Lihua Qiu¹Lijing Xing¹Meng Zhao¹Biwen Sun¹Xinpei Zhou²Min Li¹Guoguang Ying¹Huilai Zhang^1*Chen Tian^1*

• ¹Tianjin Medical University Cancer Institute and Hospital, National Clinical Research Center for Cancer, Key Laboratory of Cancer Prevention and Therapy, Tianjin’s Clinical Research Center for Cancer,, tianjin, China
• ²Tianjin Medical University, Tianjin, China

Word count: 277 Although some clinical prognostic parameters and gene expression features have been identified to be associated with the prognosis of diffuse large B cell lymphoma (DLBCL), clinical outcomes of DLBCL remains unpredictable.

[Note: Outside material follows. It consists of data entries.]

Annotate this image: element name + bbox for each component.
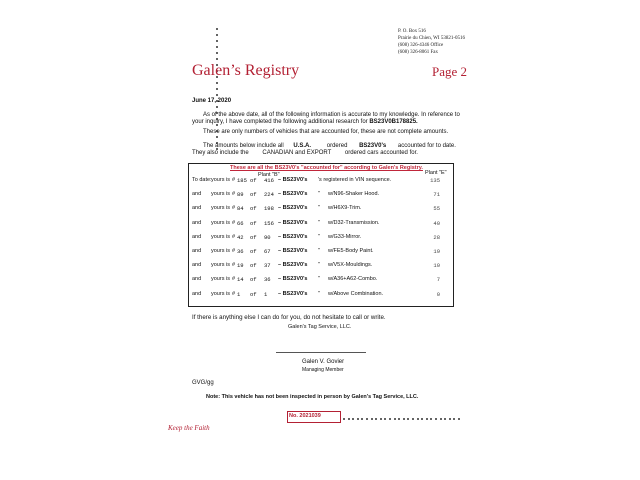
row-of: of [250,177,257,184]
initials: GVG/gg [192,380,214,386]
row-plant-e: 19 [433,248,440,255]
plant-b-label: Plant "B" [258,172,280,178]
row-ditto: " [318,191,320,198]
row-prefix: and [192,233,202,240]
para4 [192,150,418,156]
certificate-number: No. 2021039 [289,413,321,419]
row-hash: # [232,205,236,212]
row-number: 19 [237,262,244,270]
row-yours-is: yours is [211,219,230,226]
row-model: – BS23V0's [278,191,308,198]
vin-number: BS23V0B178825. [369,119,418,125]
row-yours-is: yours is [211,262,230,269]
row-description: w/G33-Mirror. [328,233,362,240]
row-model: – BS23V0's [278,290,308,297]
para3-part1: The amounts below include all [203,143,284,149]
letter-date: June 17, 2020 [192,98,232,104]
row-plant-e: 55 [433,205,440,213]
signer-name: Galen V. Govier [302,359,345,365]
row-number: 1 [237,290,241,298]
trailing-dot [384,418,386,420]
trailing-dot [357,418,359,420]
company-name: Galen's Tag Service, LLC. [288,324,352,330]
trailing-dot [430,418,432,420]
trailing-dot [412,418,414,420]
signer-role: Managing Member [302,367,344,373]
row-number: 66 [237,219,244,227]
row-hash: # [232,177,236,183]
row-prefix: and [192,205,202,212]
row-number: 84 [237,205,244,213]
trailing-dot [440,418,442,420]
trailing-dot [343,418,345,420]
row-ditto: " [318,233,320,240]
address-line: Prairie du Chien, WI 53821-0516 [398,36,465,41]
address-line: P. O. Box 516 [398,29,426,34]
row-prefix: and [192,248,202,254]
row-prefix: and [192,219,202,226]
row-of: of [250,248,257,255]
row-description: w/FE5-Body Paint. [328,248,374,254]
row-plant-e: 40 [433,219,440,227]
registry-title: Galen’s Registry [192,62,300,79]
row-number: 185 [237,177,247,184]
trailing-dot [361,418,363,420]
trailing-dot [417,418,419,420]
row-total: 36 [264,276,271,284]
row-description: w/D32-Transmission. [328,219,380,226]
trailing-dot [394,418,396,420]
para3-model: BS23V0's [359,143,387,149]
row-hash: # [232,290,236,297]
trailing-dot [403,418,405,420]
row-hash: # [232,262,236,269]
row-plant-e: 71 [433,191,440,199]
row-plant-e: 10 [433,262,440,270]
para4-canadian: CANADIAN and EXPORT [262,150,332,156]
trailing-dot [366,418,368,420]
row-model: – BS23V0's [278,248,308,254]
row-hash: # [232,276,236,283]
trailing-dot [371,418,373,420]
row-hash: # [232,219,236,226]
row-prefix: and [192,276,202,283]
row-plant-e: 7 [436,276,440,284]
row-description: w/H6X9-Trim. [328,205,362,212]
trailing-dot [352,418,354,420]
row-of: of [250,205,257,213]
para3-country: U.S.A. [293,143,312,149]
para1-line2 [192,119,418,125]
trailing-dot [453,418,455,420]
row-description: 's registered in VIN sequence. [318,177,392,183]
row-hash: # [232,248,236,254]
trailing-dot [449,418,451,420]
trailing-dot [389,418,391,420]
row-model: – BS23V0's [278,233,308,240]
para1-line2-prefix: your inquiry, I have completed the following additional research for [192,119,370,125]
row-total: 224 [264,191,274,199]
row-model: – BS23V0's [278,276,308,283]
row-total: 90 [264,233,271,241]
row-yours-is: yours is [211,177,230,183]
row-number: 89 [237,191,244,199]
trailing-dot [380,418,382,420]
table-header: These are all the BS23V0's "accounted for" according to Galen's Registry. [230,165,423,171]
row-of: of [250,191,257,199]
row-of: of [250,233,257,241]
trailing-dot [426,418,428,420]
row-description: w/N96-Shaker Hood. [328,191,380,198]
row-description: w/V5X-Mouldings. [328,262,373,269]
row-description: w/A36+A62-Combo. [328,276,378,283]
row-hash: # [232,233,236,240]
row-total: 156 [264,219,274,227]
row-number: 14 [237,276,244,284]
trailing-dot [435,418,437,420]
row-number: 42 [237,233,244,241]
row-yours-is: yours is [211,191,230,198]
row-total: 198 [264,205,274,213]
row-prefix: and [192,262,202,269]
row-prefix: and [192,290,202,297]
row-model: – BS23V0's [278,219,308,226]
trailing-dot [407,418,409,420]
row-ditto: " [318,276,320,283]
row-model: – BS23V0's [278,177,308,183]
address-line: (608) 326-8061 Fax [398,50,438,55]
letterhead-dots [216,28,220,154]
trailing-dot [421,418,423,420]
page-number: Page 2 [432,64,468,79]
para3 [203,143,456,149]
para3-part3: accounted for to date. [397,143,456,149]
row-ditto: " [318,219,320,226]
row-description: w/Above Combination. [328,290,384,297]
row-yours-is: yours is [211,276,230,283]
row-prefix: To date: [192,177,212,183]
row-number: 36 [237,248,244,255]
letterhead-address [398,28,465,56]
row-yours-is: yours is [211,248,230,254]
trailing-dot [444,418,446,420]
row-ditto: " [318,262,320,269]
row-of: of [250,219,257,227]
row-yours-is: yours is [211,233,230,240]
para1-line1: As of the above date, all of the following information is accurate to my knowledge. In reference to [203,112,460,118]
row-total: 1 [264,290,268,298]
row-hash: # [232,191,236,198]
trailing-dot [458,418,460,420]
row-total: 67 [264,248,271,255]
para4-part2: ordered cars accounted for. [344,150,418,156]
row-prefix: and [192,191,202,198]
row-of: of [250,262,257,270]
trailing-dot [375,418,377,420]
trailing-dot [348,418,350,420]
closing-line: If there is anything else I can do for you, do not hesitate to call or write. [192,314,386,321]
row-plant-e: 135 [430,177,440,184]
plant-e-label: Plant "E" [425,170,447,176]
para3-part2: ordered [326,143,348,149]
row-yours-is: yours is [211,290,230,297]
para2: These are only numbers of vehicles that are accounted for, these are not complete amounts. [203,129,449,135]
row-model: – BS23V0's [278,262,308,269]
row-yours-is: yours is [211,205,230,212]
row-ditto: " [318,290,320,297]
row-total: 416 [264,177,274,184]
row-ditto: " [318,205,320,212]
row-ditto: " [318,248,320,254]
row-of: of [250,290,257,298]
row-of: of [250,276,257,284]
row-plant-e: 0 [436,290,440,298]
signature-line [276,352,366,353]
row-model: – BS23V0's [278,205,308,212]
inspection-note: Note: This vehicle has not been inspected in person by Galen's Tag Service, LLC. [206,394,419,400]
motto: Keep the Faith [168,424,210,432]
trailing-dot [398,418,400,420]
row-total: 37 [264,262,271,270]
para4-part1: They also include the [192,150,249,156]
row-plant-e: 28 [433,233,440,241]
address-line: (608) 326-4346 Office [398,43,444,48]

Lymphocyte subpopulations are considered to be prognostic factors for DLBCL, however due to the small sample size, conflicting views exist. 301 newly diagnosed DLBCL patients treated at our center from January 2015 to December 2019 were retrospectively analyzed to explore the relationship of lymphocyte subsets and prognosis prediction. In this retrospective single-center study, patients with more severe disease, defined by either advanced Ann Arbor stage or a high-risk IPI score, consistently exhibited significantly lower percentages of CD19+ B cells, CD4+ T cells and CD4+/CD8+ ratio, while percentage of CD8+ T cells were significantly higher. There were no significant differences in percentages of CD3+ T cells and CD16+CD56+ NK cells. Correlation analysis revealed significant associations between lymphocyte subsets and clinical features such as Ann Arbor stage, IPI score, lactate dehydrogenase (LDH), beta-2 microglobulin (β2-MG), Ki-67, age, and neutrophils. Higher percentages of CD19+ B cells, CD4+ T cells, and CD16+CD56+ NK cells, a higher CD4+/CD8+ ratio, and a lower percentage of CD8+ T cells at diagnosis predicted good response after R-CHOP treatment. Multivariate analysis indicated that a low CD4+/CD8+ ratio was independently associated with worse PFS (p=0.049) and showed a trend toward worse OS (p=0.086). Patients were dichotomized into high and low groups using the median value of CD4+/CD8+ ratio, Kaplan-Meier analysis showed that patients with CD4+/CD8+ ratio ≥1.19 had significantly longer PFS and OS compared to those with CD4+/CD8+ ratio <1.19. Lymphocyte subsets, especially CD4+/CD8+ ratio, could be recommended as a potential prognostic indicator for DLBCL.